Large Language Models Meet Virtual Cell: A Survey
Krinos Li, Xianglu Xiao, Shenglong Deng, Lucas He, Zijun Zhong, Yuanjie Zou, Zhonghao Zhan, Zheng Hui, Weiye Bao, Guang Yang
TL;DR
The surveyed work addresses how to make cellular modeling scalable and trustworthy by unifying LLMs under two paradigms: Oracles that directly model cellular states and Agents that orchestrate experiments and analyses. It catalogs diverse architectures and modalities—from DNA/RNA/protein sequence modeling to multi‑omics fusion and text grounding—along with datasets and benchmarks for cellular representation, perturbation prediction, and gene regulation inference. Key contributions include a cohesive taxonomy, a synthesis of datasets (e.g., CELLxGENE, Tabula Sapiens, JUMP‑Cell Painting), evaluation metrics, and a roadmap highlighting scalability, generalizability, and interpretability challenges. The work emphasizes practical impact for drug discovery and personalized medicine by outlining next‑generation AI workflows that couple robust grounding with autonomous scientific exploration.
Abstract
Large language models (LLMs) are transforming cellular biology by enabling the development of "virtual cells"--computational systems that represent, predict, and reason about cellular states and behaviors.
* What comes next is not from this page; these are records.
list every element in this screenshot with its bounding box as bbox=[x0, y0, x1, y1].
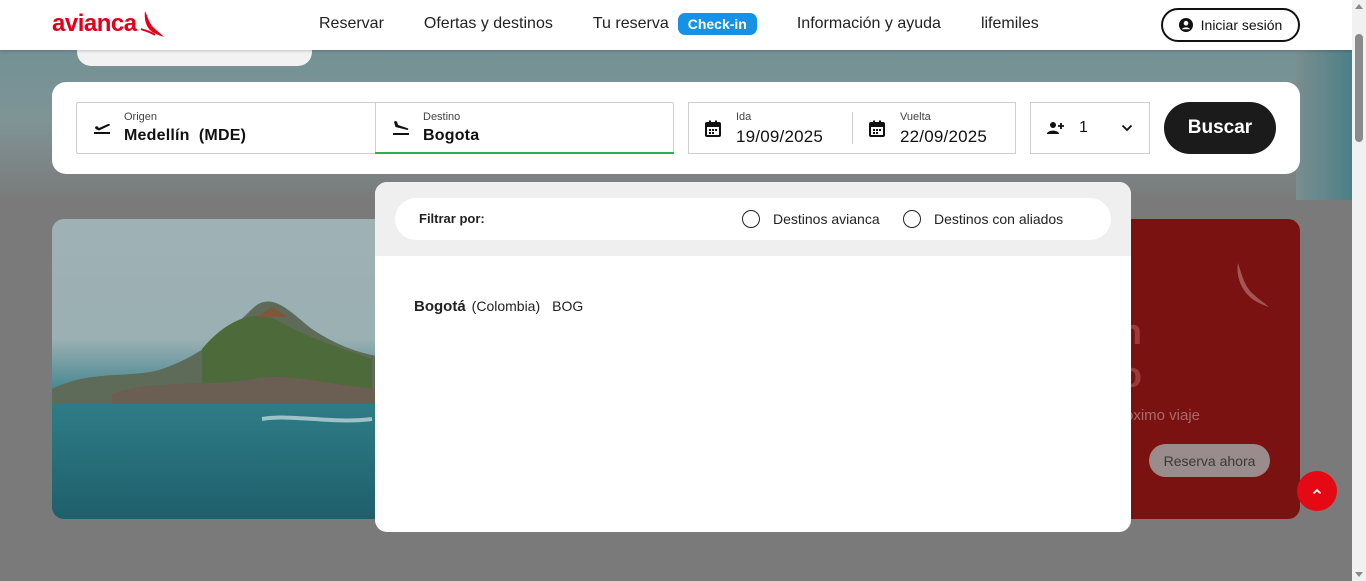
destination-label: Destino bbox=[423, 111, 461, 123]
result-country: (Colombia) bbox=[471, 298, 541, 314]
filter-destinos-avianca[interactable]: Destinos avianca bbox=[742, 210, 880, 228]
search-button[interactable]: Buscar bbox=[1164, 102, 1276, 154]
filter-option-label: Destinos con aliados bbox=[934, 211, 1064, 227]
origin-field[interactable]: Origen Medellín (MDE) bbox=[77, 103, 375, 153]
destination-field[interactable]: Destino Bogota bbox=[375, 103, 674, 154]
destination-result-item[interactable]: Bogotá (Colombia) BOG bbox=[414, 298, 583, 315]
main-nav: Reservar Ofertas y destinos Tu reserva C… bbox=[319, 13, 1079, 35]
departure-value: 19/09/2025 bbox=[736, 127, 824, 146]
dropdown-filter-header: Filtrar por: Destinos avianca Destinos c… bbox=[375, 182, 1131, 256]
result-city: Bogotá bbox=[414, 298, 466, 315]
takeoff-icon bbox=[94, 123, 110, 134]
return-value: 22/09/2025 bbox=[900, 127, 988, 146]
dates-box: Ida 19/09/2025 Vuelta 22/09/2025 bbox=[688, 102, 1016, 154]
filter-label: Filtrar por: bbox=[419, 211, 485, 226]
destination-focus-underline bbox=[375, 152, 674, 154]
filter-option-label: Destinos avianca bbox=[773, 211, 880, 227]
destination-dropdown: Filtrar por: Destinos avianca Destinos c… bbox=[375, 182, 1131, 532]
nav-tu-reserva[interactable]: Tu reserva bbox=[593, 15, 669, 33]
checkin-badge[interactable]: Check-in bbox=[677, 13, 757, 35]
destination-value[interactable]: Bogota bbox=[423, 127, 479, 145]
return-label: Vuelta bbox=[900, 111, 931, 123]
login-button[interactable]: Iniciar sesión bbox=[1161, 8, 1300, 42]
scrollbar-thumb[interactable] bbox=[1355, 34, 1363, 142]
scroll-to-top-button[interactable] bbox=[1297, 471, 1337, 511]
logo-text: avianca bbox=[52, 10, 137, 37]
passengers-selector[interactable]: 1 bbox=[1030, 102, 1150, 154]
departure-label: Ida bbox=[736, 111, 752, 123]
origin-destination-box: Origen Medellín (MDE) Destino Bogota bbox=[76, 102, 674, 154]
landing-icon bbox=[393, 121, 409, 135]
departure-date-field[interactable]: Ida 19/09/2025 bbox=[689, 103, 852, 153]
calendar-icon bbox=[869, 120, 885, 137]
radio-circle[interactable] bbox=[742, 210, 760, 228]
site-header: avianca Reservar Ofertas y destinos Tu r… bbox=[0, 0, 1352, 50]
radio-circle[interactable] bbox=[903, 210, 921, 228]
nav-informacion[interactable]: Información y ayuda bbox=[797, 15, 941, 33]
add-person-icon bbox=[1047, 122, 1064, 134]
origin-value: Medellín (MDE) bbox=[124, 127, 247, 144]
scroll-up-arrow[interactable] bbox=[1355, 4, 1363, 9]
reserva-ahora-button[interactable]: Reserva ahora bbox=[1149, 444, 1270, 477]
nav-ofertas[interactable]: Ofertas y destinos bbox=[424, 15, 553, 33]
filter-bar: Filtrar por: Destinos avianca Destinos c… bbox=[395, 198, 1111, 240]
chevron-down-icon bbox=[1121, 124, 1133, 132]
passenger-count: 1 bbox=[1079, 119, 1088, 136]
avianca-bird-icon bbox=[1237, 263, 1269, 307]
user-circle-icon bbox=[1178, 18, 1193, 32]
scroll-down-arrow[interactable] bbox=[1355, 572, 1363, 577]
login-label: Iniciar sesión bbox=[1200, 17, 1283, 33]
logo-bird-icon bbox=[140, 11, 164, 37]
result-airport-code: BOG bbox=[552, 298, 584, 314]
origin-label: Origen bbox=[124, 111, 158, 123]
filter-destinos-aliados[interactable]: Destinos con aliados bbox=[903, 210, 1063, 228]
nav-lifemiles[interactable]: lifemiles bbox=[981, 15, 1039, 33]
avianca-logo[interactable]: avianca bbox=[52, 9, 165, 39]
promo-subtitle: róximo viaje bbox=[1120, 407, 1201, 424]
flight-search-panel: Origen Medellín (MDE) Destino Bogota Ida bbox=[52, 82, 1300, 174]
page-scrollbar[interactable] bbox=[1352, 0, 1366, 581]
chevron-up-icon bbox=[1312, 488, 1322, 494]
return-date-field[interactable]: Vuelta 22/09/2025 bbox=[853, 103, 1015, 153]
calendar-icon bbox=[705, 120, 721, 137]
nav-reservar[interactable]: Reservar bbox=[319, 15, 384, 33]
This work provides a comprehensive review of LLMs for virtual cell modeling. We propose a unified taxonomy that organizes existing methods into two paradigms: LLMs as Oracles, for direct cellular modeling, and LLMs as Agents, for orchestrating complex scientific tasks. We identify three core tasks--cellular representation, perturbation prediction, and gene regulation inference--and review their associated models, datasets, evaluation benchmarks, as well as the critical challenges in scalability, generalizability, and interpretability.